Friday, November 20

On the Algeria vs. Egypt Match


If Africans/Arabs put all that football generated anger and emotion into more worthy causes, maybe... just maybe... they would be economic powerhouses by now.

Friday, July 13

???

Every once in a while I get this odd feeling, where I feel detached from my surroundings - almost like I'm an observer, watching everything happen around me, rather than a participant in what's happening. When I get into this detached mode, nothing seems to make sense, or more to the point, nothing seems to ultimately have a meaning... the normal everyday things people do to get to some goal whether it be to accumulate wealth, be loved, gain knowledge, recognition etc. it just all seems meaningless... you get it all.. then what?? Then nothing.

Maybe that's the only truth in life; everything leads to nothing. Unless of course, you believe you're gonna die and go to some eternal heaven or eternal hell.. but even then.. then what?? you just live forever and ever, and whether it's an eternity of punishment or relaxation, you'll end up living the ultimate form of vacuousness (is that a word?). I love life, despite not understanding the point of it, and part of that love is probably due to the knowledge that I have a limited amount of time to live it... but living it forever is too long, why are people so attracted to forever anyway??

Whatever.. this is becoming pointless babble.
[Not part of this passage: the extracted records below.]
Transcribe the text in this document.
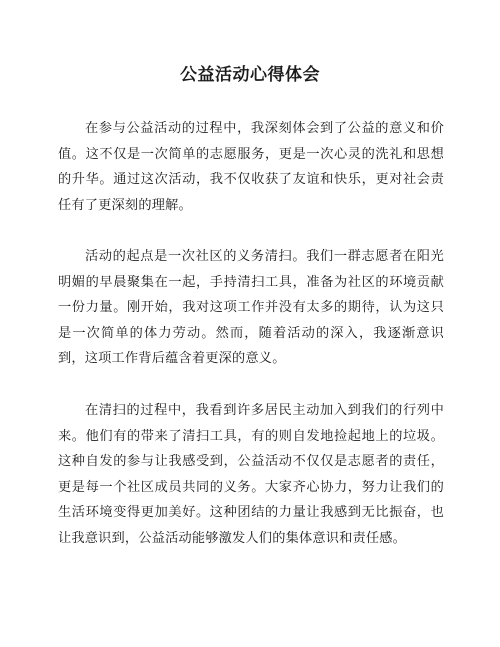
公益活动心得体会

在参与公益活动的过程中，我深刻体会到了公益的意义和价值。这不仅是一次简单的志愿服务，更是一次心灵的洗礼和思想的升华。通过这次活动，我不仅收获了友谊和快乐，更对社会责任有了更深刻的理解。

活动的起点是一次社区的义务清扫。我们一群志愿者在阳光明媚的早晨聚集在一起，手持清扫工具，准备为社区的环境贡献一份力量。刚开始，我对这项工作并没有太多的期待，认为这只是一次简单的体力劳动。然而，随着活动的深入，我逐渐意识到，这项工作背后蕴含着更深的意义。

在清扫的过程中，我看到许多居民主动加入到我们的行列中来。他们有的带来了清扫工具，有的则自发地捡起地上的垃圾。这种自发的参与让我感受到，公益活动不仅仅是志愿者的责任，更是每一个社区成员共同的义务。大家齐心协力，努力让我们的生活环境变得更加美好。这种团结的力量让我感到无比振奋，也让我意识到，公益活动能够激发人们的集体意识和责任感。
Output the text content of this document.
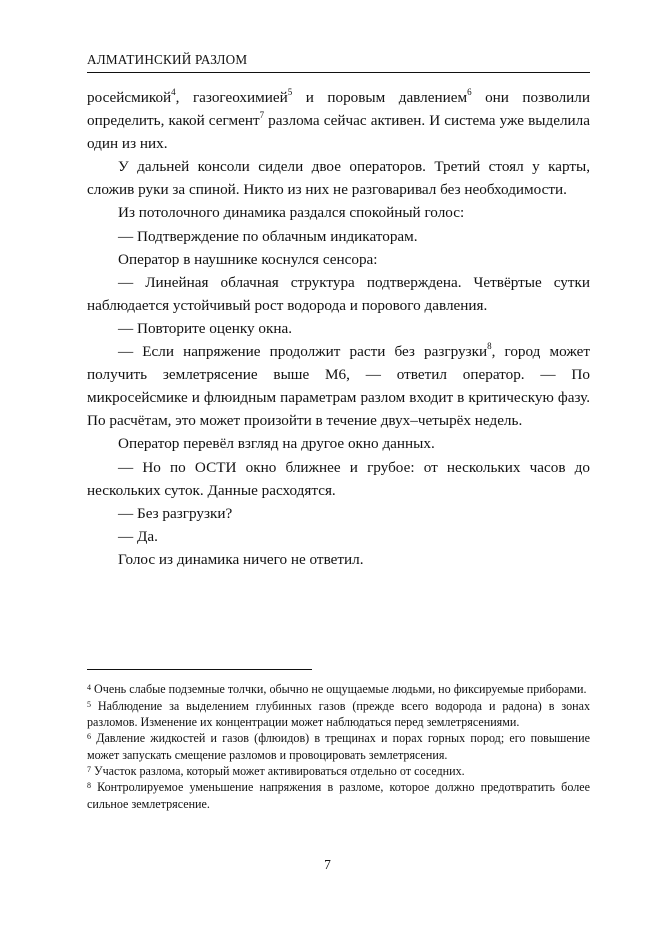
АЛМАТИНСКИЙ РАЗЛОМ

росейсмикой$^4$, газогеохимией$^5$ и поровым давлением$^6$ они позволили определить, какой сегмент$^7$ разлома сейчас активен. И система уже выделила один из них.

У дальней консоли сидели двое операторов. Третий стоял у карты, сложив руки за спиной. Никто из них не разговаривал без необходимости.

Из потолочного динамика раздался спокойный голос:

— Подтверждение по облачным индикаторам.

Оператор в наушнике коснулся сенсора:

— Линейная облачная структура подтверждена. Четвёртые сутки наблюдается устойчивый рост водорода и порового давления.

— Повторите оценку окна.

— Если напряжение продолжит расти без разгрузки$^8$, город может получить землетрясение выше М6, — ответил оператор. — По микросейсмике и флюидным параметрам разлом входит в критическую фазу. По расчётам, это может произойти в течение двух–четырёх недель.

Оператор перевёл взгляд на другое окно данных.

— Но по ОСТИ окно ближнее и грубое: от нескольких часов до нескольких суток. Данные расходятся.

— Без разгрузки?

— Да.

Голос из динамика ничего не ответил.

$^4$ Очень слабые подземные толчки, обычно не ощущаемые людьми, но фиксируемые приборами.

$^5$ Наблюдение за выделением глубинных газов (прежде всего водорода и радона) в зонах разломов. Изменение их концентрации может наблюдаться перед землетрясениями.

$^6$ Давление жидкостей и газов (флюидов) в трещинах и порах горных пород; его повышение может запускать смещение разломов и провоцировать землетрясения.

$^7$ Участок разлома, который может активироваться отдельно от соседних.

$^8$ Контролируемое уменьшение напряжения в разломе, которое должно предотвратить более сильное землетрясение.

7
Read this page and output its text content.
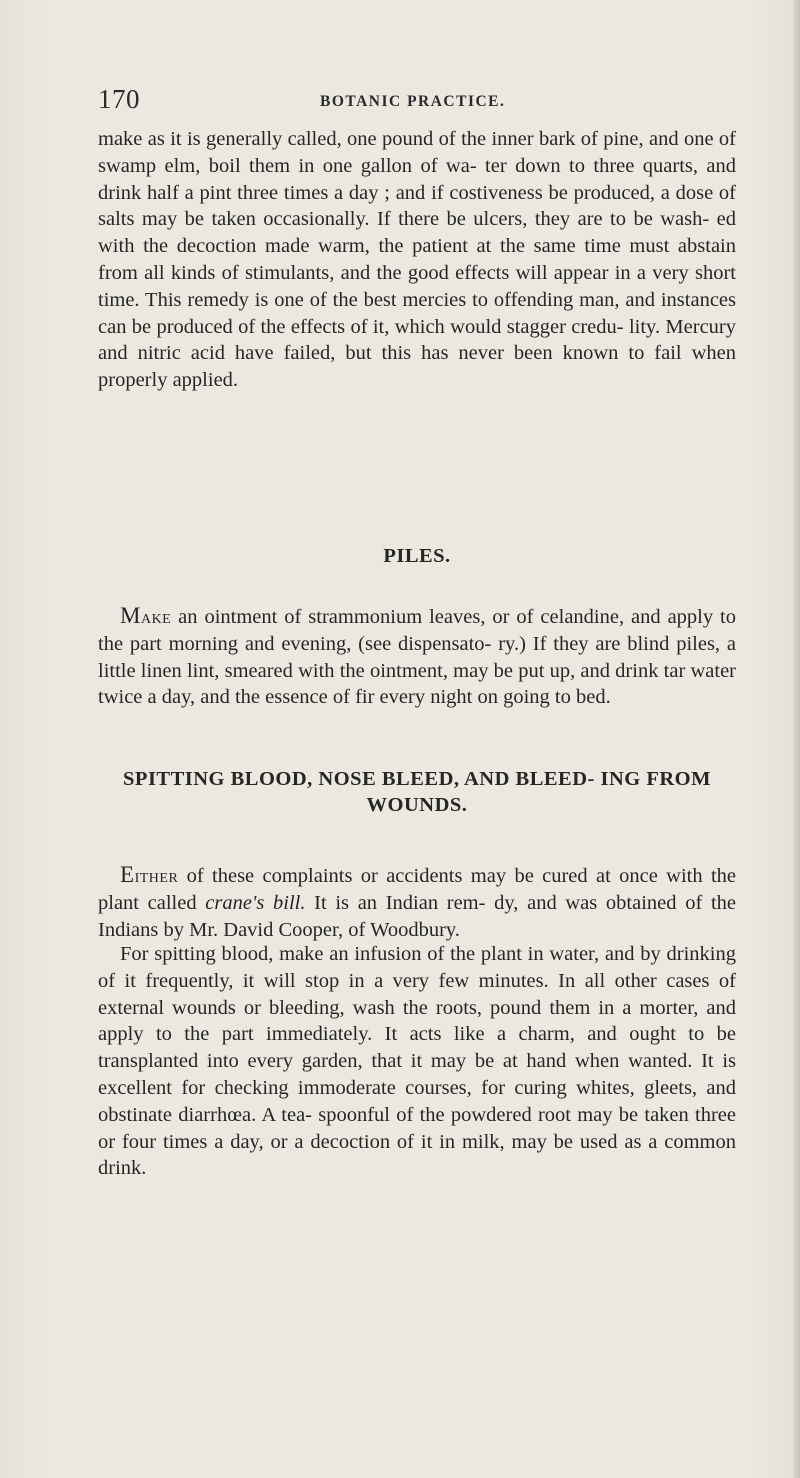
170	BOTANIC PRACTICE.

make as it is generally called, one pound of the inner bark of pine, and one of swamp elm, boil them in one gallon of wa- ter down to three quarts, and drink half a pint three times a day ; and if costiveness be produced, a dose of salts may be taken occasionally. If there be ulcers, they are to be wash- ed with the decoction made warm, the patient at the same time must abstain from all kinds of stimulants, and the good effects will appear in a very short time. This remedy is one of the best mercies to offending man, and instances can be produced of the effects of it, which would stagger credu- lity. Mercury and nitric acid have failed, but this has never been known to fail when properly applied.

PILES.

Make an ointment of strammonium leaves, or of celandine, and apply to the part morning and evening, (see dispensato- ry.) If they are blind piles, a little linen lint, smeared with the ointment, may be put up, and drink tar water twice a day, and the essence of fir every night on going to bed.

SPITTING BLOOD, NOSE BLEED, AND BLEED- ING FROM WOUNDS.

Either of these complaints or accidents may be cured at once with the plant called crane's bill. It is an Indian rem- dy, and was obtained of the Indians by Mr. David Cooper, of Woodbury.

For spitting blood, make an infusion of the plant in water, and by drinking of it frequently, it will stop in a very few minutes. In all other cases of external wounds or bleeding, wash the roots, pound them in a morter, and apply to the part immediately. It acts like a charm, and ought to be transplanted into every garden, that it may be at hand when wanted. It is excellent for checking immoderate courses, for curing whites, gleets, and obstinate diarrhœa. A tea- spoonful of the powdered root may be taken three or four times a day, or a decoction of it in milk, may be used as a common drink.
I need coffee.

Friday, April 27

Promise

Should I ever have children of my own, I promise to not expect their lives to be a recycled version of my own, and I promise to try my best to remember that they will have their own dreams, ambitions and goals, which will not necessarily be the equivalent of whatever I envisaged for them and I will encourage them to pursue their goals.


Perhaps it's selfish, but should it come between fulfilling the dreams of those around me or my own, I choose my own. Life's too short to spend it trying to get a nod of approval from everyone. Besides, when you succeed, everyone is forced to nod their approval.

what if?

I hate "what if" thoughts. Thinking them means I'm stuck in the past and not thinking of my present nor future, also, it makes me feel weak since I'm unable to reverse past decisions and the fact that I would want to reverse any decision I made in the past makes me feel even weaker. "What if" thoughts make me realise that I'm not as strong as I think I am, they make me realise that I can be foolish, rash and impulsive. The most torturous aspect of them is the feeling of regret and then wondering if you should be feeling regret...

They use up too much brain power, and it's wasted power for the most part.

Friday, April 13

On fate & faith

Last Saturday, a truck full of ammunition exploded in Khartoum leaving several people injured. It was initially reported that no one died but later there was a report of the death of young man. He wasn't on the road where it happened, but he had actually just come back from work and went to lie down, when one of the explosives penetrated the wall of this room going straight to his head. It was sad to hear that story, he was young and successful, had just started up his own company and out of nowhere something like that happens to him.

It does make me, pause for a second and wonder about fate, if it was something meant to happen, after all, had he not lied down on his bed or if he hadn't been in his room he would still be alive today. But then again, I'm not so sure since believing in fate/destiny would make life seem somewhat pointless if your path in life was already set for you, and ultimately would mean that we have no freewill since that will is controlled by a supreme being. This was one of my issues with the concept of God already knowing if we were meant to go to heaven or hell. If He already knows then what's the point in creating us? Is it to have a reason to put us in heaven or hell?? If so, why does a supreme being need a reason?? Is it to be fair and just?? But how fair and just is it since He already chose the path?? Isn't it also slightly sadistic (for those going to hell).

This is one of many reasons as to why I generally can't bring myself to find a lot of truth in any of the religions I've read, or read about, although I do believe in the existence of a supreme being but I just don't think He exists in the form envisaged by many religions, namely the Abrahamic ones, where He has human-like attributes e.g. fairness, justice, feels anger and happiness... I don't know, I just think a supreme being wouldn't have the same attributes as a mere mortal.